The lobster is a soft, vulnerable creature that lives inside a rigid shell. That shell protects it, but that same shell cannot expand.

As the lobster grows, the shell becomes confining. Pressure builds. Discomfort intensifies. When the pain becomes unbearable, the lobster retreats under a rock to hide from predators. And then, it casts off that shell, and begins producing a new one.

Eventually, that new shell becomes uncomfortable too. The pressure returns. The lobster goes back under the rocks. It sheds again. The cycle repeats throughout the lobster's entire life. Each time, growth. Each time, vulnerability. Each time, renewal.

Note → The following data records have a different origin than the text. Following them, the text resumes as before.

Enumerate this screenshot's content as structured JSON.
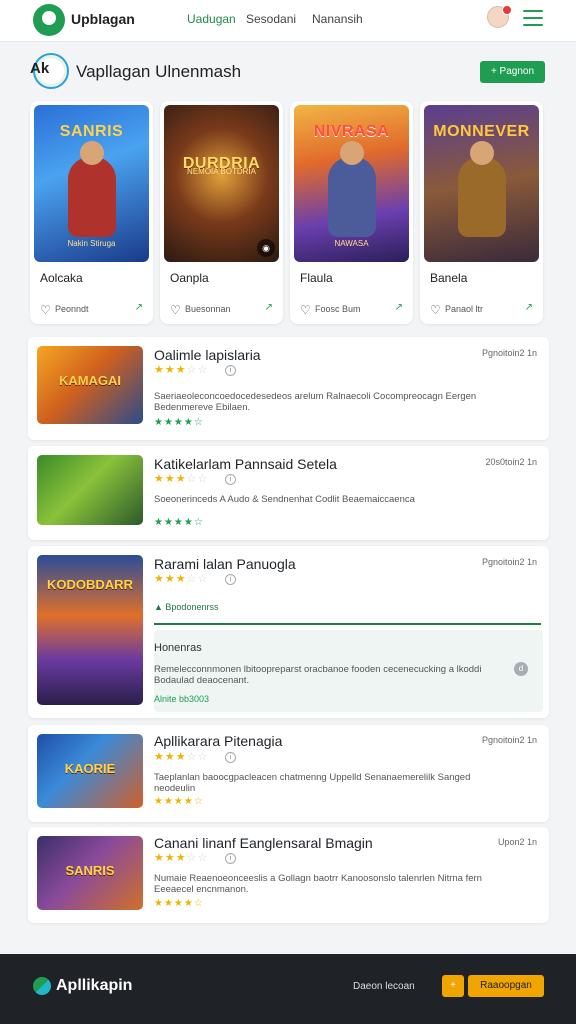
{
  "header": {
    "logo_text": "Upblagan",
    "nav": [
      "Uadugan",
      "Sesodani",
      "Nanansih"
    ]
  },
  "section": {
    "badge_text": "Ak",
    "title": "Vapllagan Ulnenmash",
    "action_label": "+ Pagnon"
  },
  "featured": [
    {
      "art_title": "SANRIS",
      "art_sub": "Nakin Stiruga",
      "name": "Aolcaka",
      "meta": "Peonndt",
      "trend": "↗"
    },
    {
      "art_title": "DURDRIA",
      "art_sub": "NEMOIA BOTDRIA",
      "name": "Oanpla",
      "meta": "Buesonnan",
      "trend": "↗"
    },
    {
      "art_title": "NIVRASA",
      "art_sub": "NAWASA",
      "name": "Flaula",
      "meta": "Foosc Bum",
      "trend": "↗"
    },
    {
      "art_title": "MONNEVER",
      "art_sub": "",
      "name": "Banela",
      "meta": "Panaol ltr",
      "trend": "↗"
    }
  ],
  "list": [
    {
      "title": "Oalimle lapislaria",
      "date": "Pgnoitoin2 1n",
      "stars": 3,
      "desc": "Saeriaeoleconcoedocedesedeos arelum Ralnaecoli Cocompreocagn Eergen Bedenmereve Ebilaen.",
      "thumb_text": "KAMAGAI"
    },
    {
      "title": "Katikelarlam Pannsaid Setela",
      "date": "20s0toin2 1n",
      "stars": 3,
      "desc": "Soeonerinceds A Audo & Sendnenhat Codlit Beaemaiccaenca",
      "thumb_text": ""
    },
    {
      "title": "Rarami lalan Panuogla",
      "date": "Pgnoitoin2 1n",
      "stars": 3,
      "desc": "",
      "thumb_text": "KODOBDARR",
      "subtag": "Bpodonenrss",
      "panel_title": "Honenras",
      "panel_desc": "Remelecconnmonen lbitoopreparst oracbanoe fooden cecenecucking a lkoddi Bodaulad deaocenant.",
      "panel_foot": "Alnite bb3003"
    },
    {
      "title": "Apllikarara Pitenagia",
      "date": "Pgnoitoin2 1n",
      "stars": 3,
      "desc": "Taeplanlan baoocgpacleacen chatmenng Uppelld Senanaemerelilk Sanged neodeulin",
      "thumb_text": "KAORIE"
    },
    {
      "title": "Canani linanf Eanglensaral Bmagin",
      "date": "Upon2 1n",
      "stars": 3,
      "desc": "Numaie Reaenoeonceeslis a Gollagn baotrr Kanoosonslo talenrlen Nitrna fern Eeeaecel encnmanon.",
      "thumb_text": "SANRIS"
    }
  ],
  "footer": {
    "brand": "Apllikapin",
    "link": "Daeon lecoan",
    "icon_label": "+",
    "cta": "Raaoopgan"
  },
  "colors": {
    "accent_green": "#1f9d52",
    "star_gold": "#f0b400",
    "footer_bg": "#1f2328",
    "cta_orange": "#f0a500"
  }
}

"The stimulus for the lobster to grow is that it feels uncomfortable,” Rabbi Abraham Twerski observed, “if lobsters had doctors, they would never grow."

Unlike the lobster, we reflexively seek external remedies to eliminate discomfort, when sometimes growth requires our willingness to sit with that discomfort a little longer. We reach for distractions when boredom strikes. We avoid difficult conversations. We choose the familiar path over the uncertain one. We numb ourselves to every signal our soul sends that change is needed.

Times of stress are signals for growth. We know the feeling.

The most dangerous place for a lobster is between shells. No protection. Complete vulnerability. But it's the only way forward. For you, that between-shells moment is not dangerous, it's uncomfortable. When you've outgrown who you were but haven't yet become who you're meant to be.

A place where the old ways of thinking no longer serve you. Where new patterns haven't hardened into place. When you question your beliefs but haven't discovered what you truly stand for.

The voices will whisper… crawl back, stay small, choose safety. But the lobster knows there is no growth without the courage to be briefly, beautifully unprotected.